Gerhard Falschlehner: Digitales Lesen – digitale Generation

 

Wie lesen junge Menschen im Internet? Der Webexperte Jakob Nielsen, der Blickbewegungsstudien durchführte, meint lapidar: „Sie lesen gar nicht“. Angesichts Millionen digitaler Seiten, die täglich online gehen, ist das natürlich eher ein boshaftes Aperçu denn ein seriöser Befund, aber es wäre interessant, das Körnchen Wahrheit darin zu suchen. Wie unterscheidet sich Lesen auf einem Bildschirm vom Lesen auf bedrucktem Papier?

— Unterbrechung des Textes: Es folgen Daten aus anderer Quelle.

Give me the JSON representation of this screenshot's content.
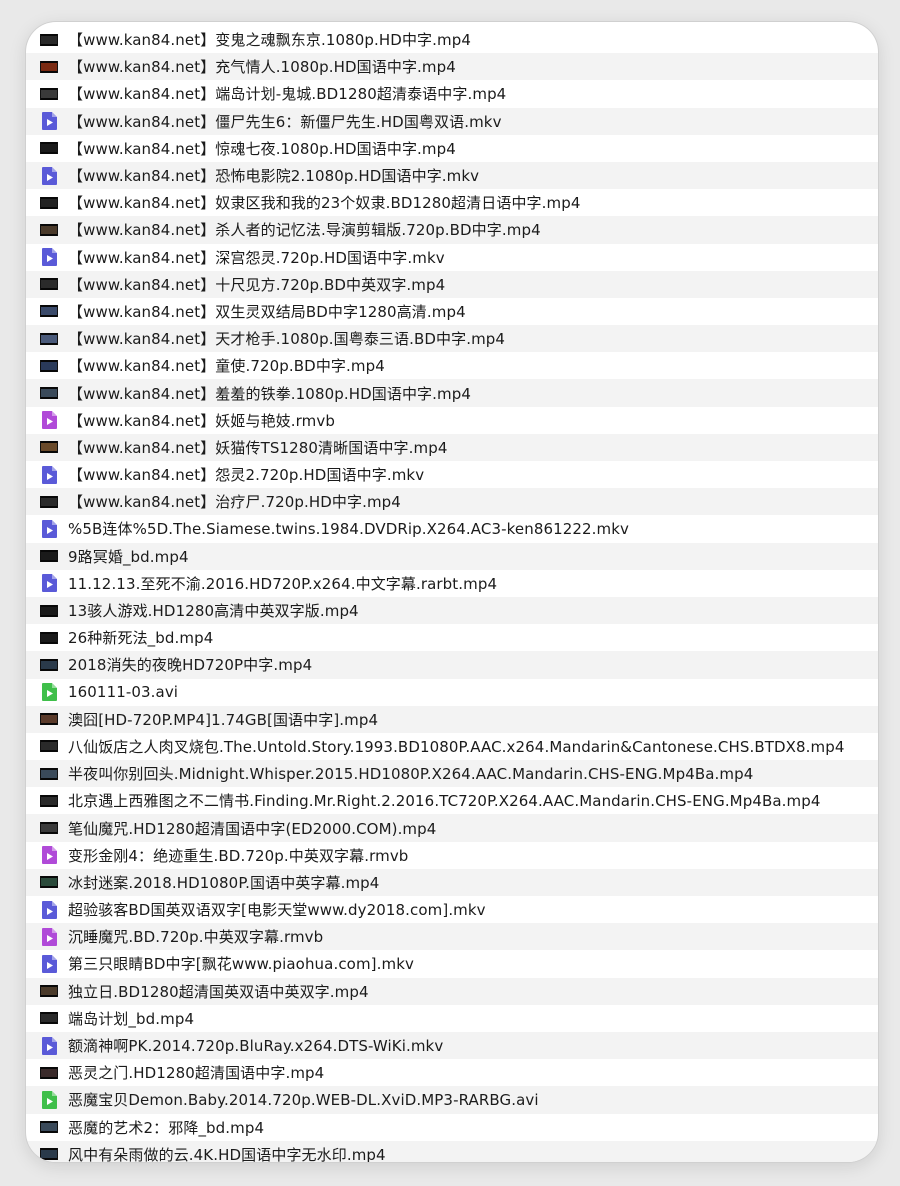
{
  "files": [
    {
      "name": "【www.kan84.net】变鬼之魂飘东京.1080p.HD中字.mp4",
      "icon": "video-thumbnail-icon",
      "color": "#2a2a2a"
    },
    {
      "name": "【www.kan84.net】充气情人.1080p.HD国语中字.mp4",
      "icon": "video-thumbnail-icon",
      "color": "#7a2a12"
    },
    {
      "name": "【www.kan84.net】端岛计划-鬼城.BD1280超清泰语中字.mp4",
      "icon": "video-thumbnail-icon",
      "color": "#3a3a3a"
    },
    {
      "name": "【www.kan84.net】僵尸先生6：新僵尸先生.HD国粤双语.mkv",
      "icon": "mkv-file-icon",
      "color": "#5a5ad8"
    },
    {
      "name": "【www.kan84.net】惊魂七夜.1080p.HD国语中字.mp4",
      "icon": "video-thumbnail-icon",
      "color": "#1a1a1a"
    },
    {
      "name": "【www.kan84.net】恐怖电影院2.1080p.HD国语中字.mkv",
      "icon": "mkv-file-icon",
      "color": "#5a5ad8"
    },
    {
      "name": "【www.kan84.net】奴隶区我和我的23个奴隶.BD1280超清日语中字.mp4",
      "icon": "video-thumbnail-icon",
      "color": "#222222"
    },
    {
      "name": "【www.kan84.net】杀人者的记忆法.导演剪辑版.720p.BD中字.mp4",
      "icon": "video-thumbnail-icon",
      "color": "#4a3a2a"
    },
    {
      "name": "【www.kan84.net】深宫怨灵.720p.HD国语中字.mkv",
      "icon": "mkv-file-icon",
      "color": "#5a5ad8"
    },
    {
      "name": "【www.kan84.net】十尺见方.720p.BD中英双字.mp4",
      "icon": "video-thumbnail-icon",
      "color": "#2b2b2b"
    },
    {
      "name": "【www.kan84.net】双生灵双结局BD中字1280高清.mp4",
      "icon": "video-thumbnail-icon",
      "color": "#3a4a6a"
    },
    {
      "name": "【www.kan84.net】天才枪手.1080p.国粤泰三语.BD中字.mp4",
      "icon": "video-thumbnail-icon",
      "color": "#4a5a7a"
    },
    {
      "name": "【www.kan84.net】童使.720p.BD中字.mp4",
      "icon": "video-thumbnail-icon",
      "color": "#2a3a5a"
    },
    {
      "name": "【www.kan84.net】羞羞的铁拳.1080p.HD国语中字.mp4",
      "icon": "video-thumbnail-icon",
      "color": "#3a4a5a"
    },
    {
      "name": "【www.kan84.net】妖姬与艳妓.rmvb",
      "icon": "rmvb-file-icon",
      "color": "#b04ad8"
    },
    {
      "name": "【www.kan84.net】妖猫传TS1280清晰国语中字.mp4",
      "icon": "video-thumbnail-icon",
      "color": "#6a4a2a"
    },
    {
      "name": "【www.kan84.net】怨灵2.720p.HD国语中字.mkv",
      "icon": "mkv-file-icon",
      "color": "#5a5ad8"
    },
    {
      "name": "【www.kan84.net】治疗尸.720p.HD中字.mp4",
      "icon": "video-thumbnail-icon",
      "color": "#2a2a2a"
    },
    {
      "name": "%5B连体%5D.The.Siamese.twins.1984.DVDRip.X264.AC3-ken861222.mkv",
      "icon": "mkv-file-icon",
      "color": "#5a5ad8"
    },
    {
      "name": "9路冥婚_bd.mp4",
      "icon": "video-thumbnail-icon",
      "color": "#1a1a1a"
    },
    {
      "name": "11.12.13.至死不渝.2016.HD720P.x264.中文字幕.rarbt.mp4",
      "icon": "mp4-file-icon",
      "color": "#5a5ad8"
    },
    {
      "name": "13骇人游戏.HD1280高清中英双字版.mp4",
      "icon": "video-thumbnail-icon",
      "color": "#1a1a1a"
    },
    {
      "name": "26种新死法_bd.mp4",
      "icon": "video-thumbnail-icon",
      "color": "#1a1a1a"
    },
    {
      "name": "2018消失的夜晚HD720P中字.mp4",
      "icon": "video-thumbnail-icon",
      "color": "#2a3a4a"
    },
    {
      "name": "160111-03.avi",
      "icon": "avi-file-icon",
      "color": "#3fbf4a"
    },
    {
      "name": "澳囧[HD-720P.MP4]1.74GB[国语中字].mp4",
      "icon": "video-thumbnail-icon",
      "color": "#5a3a2a"
    },
    {
      "name": "八仙饭店之人肉叉烧包.The.Untold.Story.1993.BD1080P.AAC.x264.Mandarin&Cantonese.CHS.BTDX8.mp4",
      "icon": "video-thumbnail-icon",
      "color": "#2a2a2a"
    },
    {
      "name": "半夜叫你别回头.Midnight.Whisper.2015.HD1080P.X264.AAC.Mandarin.CHS-ENG.Mp4Ba.mp4",
      "icon": "video-thumbnail-icon",
      "color": "#3a4a5a"
    },
    {
      "name": "北京遇上西雅图之不二情书.Finding.Mr.Right.2.2016.TC720P.X264.AAC.Mandarin.CHS-ENG.Mp4Ba.mp4",
      "icon": "video-thumbnail-icon",
      "color": "#2a2a2a"
    },
    {
      "name": "笔仙魔咒.HD1280超清国语中字(ED2000.COM).mp4",
      "icon": "video-thumbnail-icon",
      "color": "#3a3a3a"
    },
    {
      "name": "变形金刚4：绝迹重生.BD.720p.中英双字幕.rmvb",
      "icon": "rmvb-file-icon",
      "color": "#b04ad8"
    },
    {
      "name": "冰封迷案.2018.HD1080P.国语中英字幕.mp4",
      "icon": "video-thumbnail-icon",
      "color": "#2a4a3a"
    },
    {
      "name": "超验骇客BD国英双语双字[电影天堂www.dy2018.com].mkv",
      "icon": "mkv-file-icon",
      "color": "#5a5ad8"
    },
    {
      "name": "沉睡魔咒.BD.720p.中英双字幕.rmvb",
      "icon": "rmvb-file-icon",
      "color": "#b04ad8"
    },
    {
      "name": "第三只眼睛BD中字[飘花www.piaohua.com].mkv",
      "icon": "mkv-file-icon",
      "color": "#5a5ad8"
    },
    {
      "name": "独立日.BD1280超清国英双语中英双字.mp4",
      "icon": "video-thumbnail-icon",
      "color": "#4a3a2a"
    },
    {
      "name": "端岛计划_bd.mp4",
      "icon": "video-thumbnail-icon",
      "color": "#2a2a2a"
    },
    {
      "name": "额滴神啊PK.2014.720p.BluRay.x264.DTS-WiKi.mkv",
      "icon": "mkv-file-icon",
      "color": "#5a5ad8"
    },
    {
      "name": "恶灵之门.HD1280超清国语中字.mp4",
      "icon": "video-thumbnail-icon",
      "color": "#3a2a2a"
    },
    {
      "name": "恶魔宝贝Demon.Baby.2014.720p.WEB-DL.XviD.MP3-RARBG.avi",
      "icon": "avi-file-icon",
      "color": "#3fbf4a"
    },
    {
      "name": "恶魔的艺术2：邪降_bd.mp4",
      "icon": "video-thumbnail-icon",
      "color": "#3a4a5a"
    },
    {
      "name": "风中有朵雨做的云.4K.HD国语中字无水印.mp4",
      "icon": "video-thumbnail-icon",
      "color": "#2a3a4a"
    }
  ]
}
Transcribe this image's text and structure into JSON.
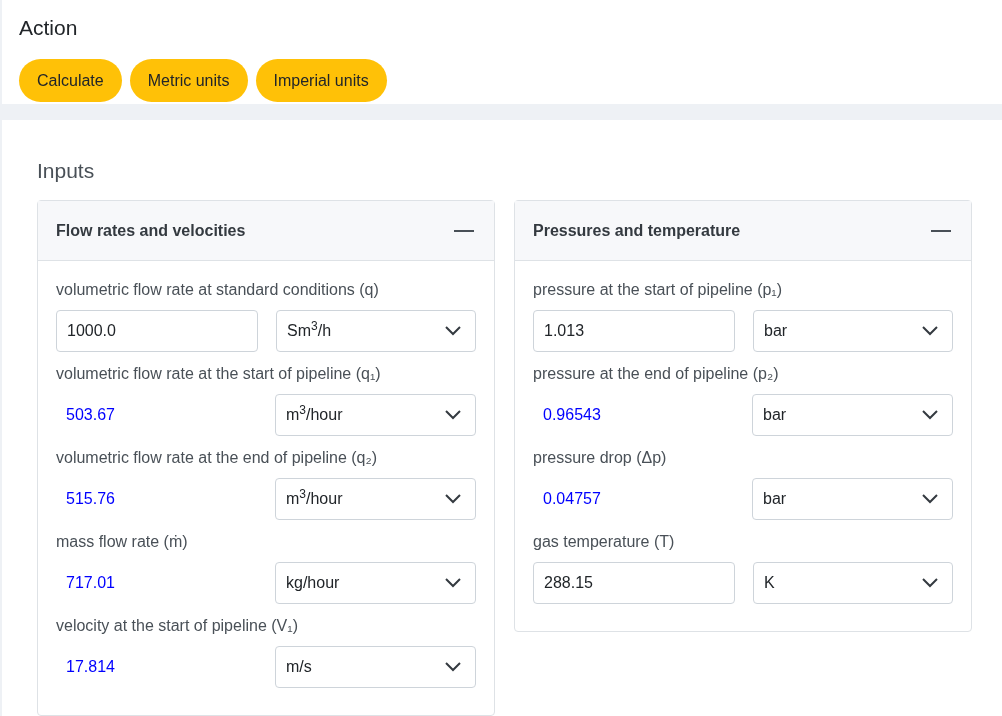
{
  "action": {
    "title": "Action",
    "buttons": [
      "Calculate",
      "Metric units",
      "Imperial units"
    ]
  },
  "inputs": {
    "title": "Inputs",
    "cards": [
      {
        "title": "Flow rates and velocities",
        "expanded": true,
        "rows": [
          {
            "label": "volumetric flow rate at standard conditions (q)",
            "kind": "input",
            "value": "1000.0",
            "unit": "Sm$^{3}$/h"
          },
          {
            "label": "volumetric flow rate at the start of pipeline (q₁)",
            "kind": "output",
            "value": "503.67",
            "unit": "m$^{3}$/hour"
          },
          {
            "label": "volumetric flow rate at the end of pipeline (q₂)",
            "kind": "output",
            "value": "515.76",
            "unit": "m$^{3}$/hour"
          },
          {
            "label": "mass flow rate (ṁ)",
            "kind": "output",
            "value": "717.01",
            "unit": "kg/hour"
          },
          {
            "label": "velocity at the start of pipeline (V₁)",
            "kind": "output",
            "value": "17.814",
            "unit": "m/s"
          }
        ]
      },
      {
        "title": "Pressures and temperature",
        "expanded": true,
        "rows": [
          {
            "label": "pressure at the start of pipeline (p₁)",
            "kind": "input",
            "value": "1.013",
            "unit": "bar"
          },
          {
            "label": "pressure at the end of pipeline (p₂)",
            "kind": "output",
            "value": "0.96543",
            "unit": "bar"
          },
          {
            "label": "pressure drop (Δp)",
            "kind": "output",
            "value": "0.04757",
            "unit": "bar"
          },
          {
            "label": "gas temperature (T)",
            "kind": "input",
            "value": "288.15",
            "unit": "K"
          }
        ]
      }
    ]
  }
}
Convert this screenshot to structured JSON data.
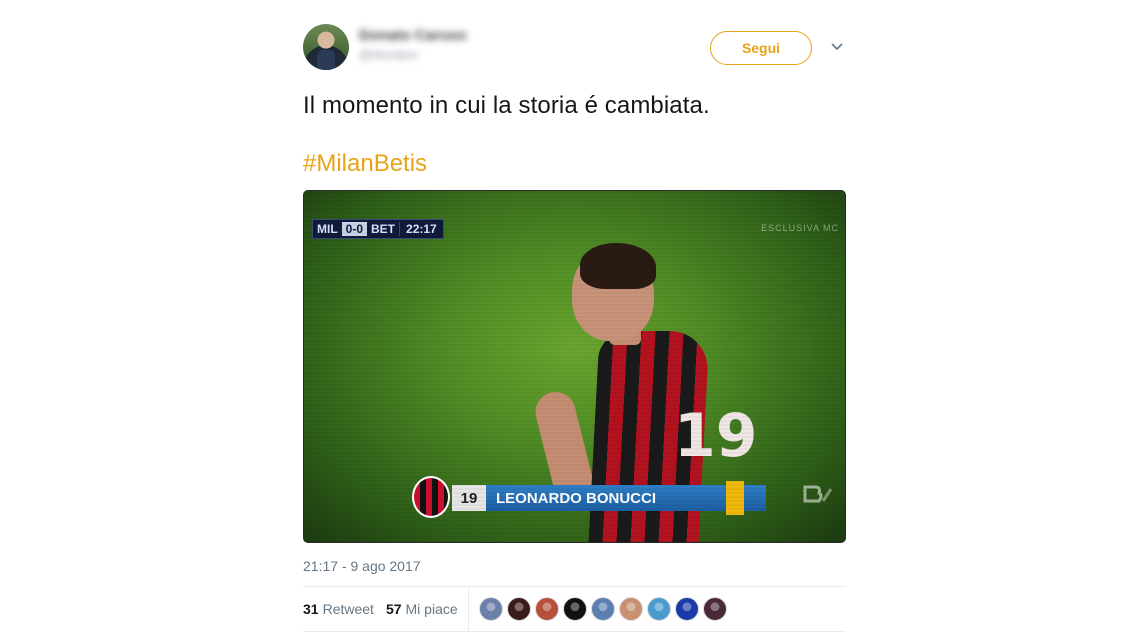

Die Benutzung eines Buches oder einer Zeitschrift ist relativ simpel: das Buch bzw. das Druckwerk halten, von links oben bis rechts unten lesen, umblättern, weiterlesen etc. Lesen in digitalen Medien ist vielfältiger, oft auch anspruchsvoller. Sich im Nachrichtenportal von Schlagzeile zu Schlagzeile hangeln; mithilfe von Google oder Wikipedia recherchieren; im Reiseladen den nächsten Traumurlaub suchen und buchen, sich gelangweilt oder belustigt durch die Statusmeldungen der Freund/-innen auf Facebook scrollen. Lesen am Bildschirm hat viele Facetten, mal liest man genau, mal oberflächlich, mal punktuell, mal sprunghaft, mal gleicht es einem 100-Meter-Sprint, mal einem Hürdenlauf.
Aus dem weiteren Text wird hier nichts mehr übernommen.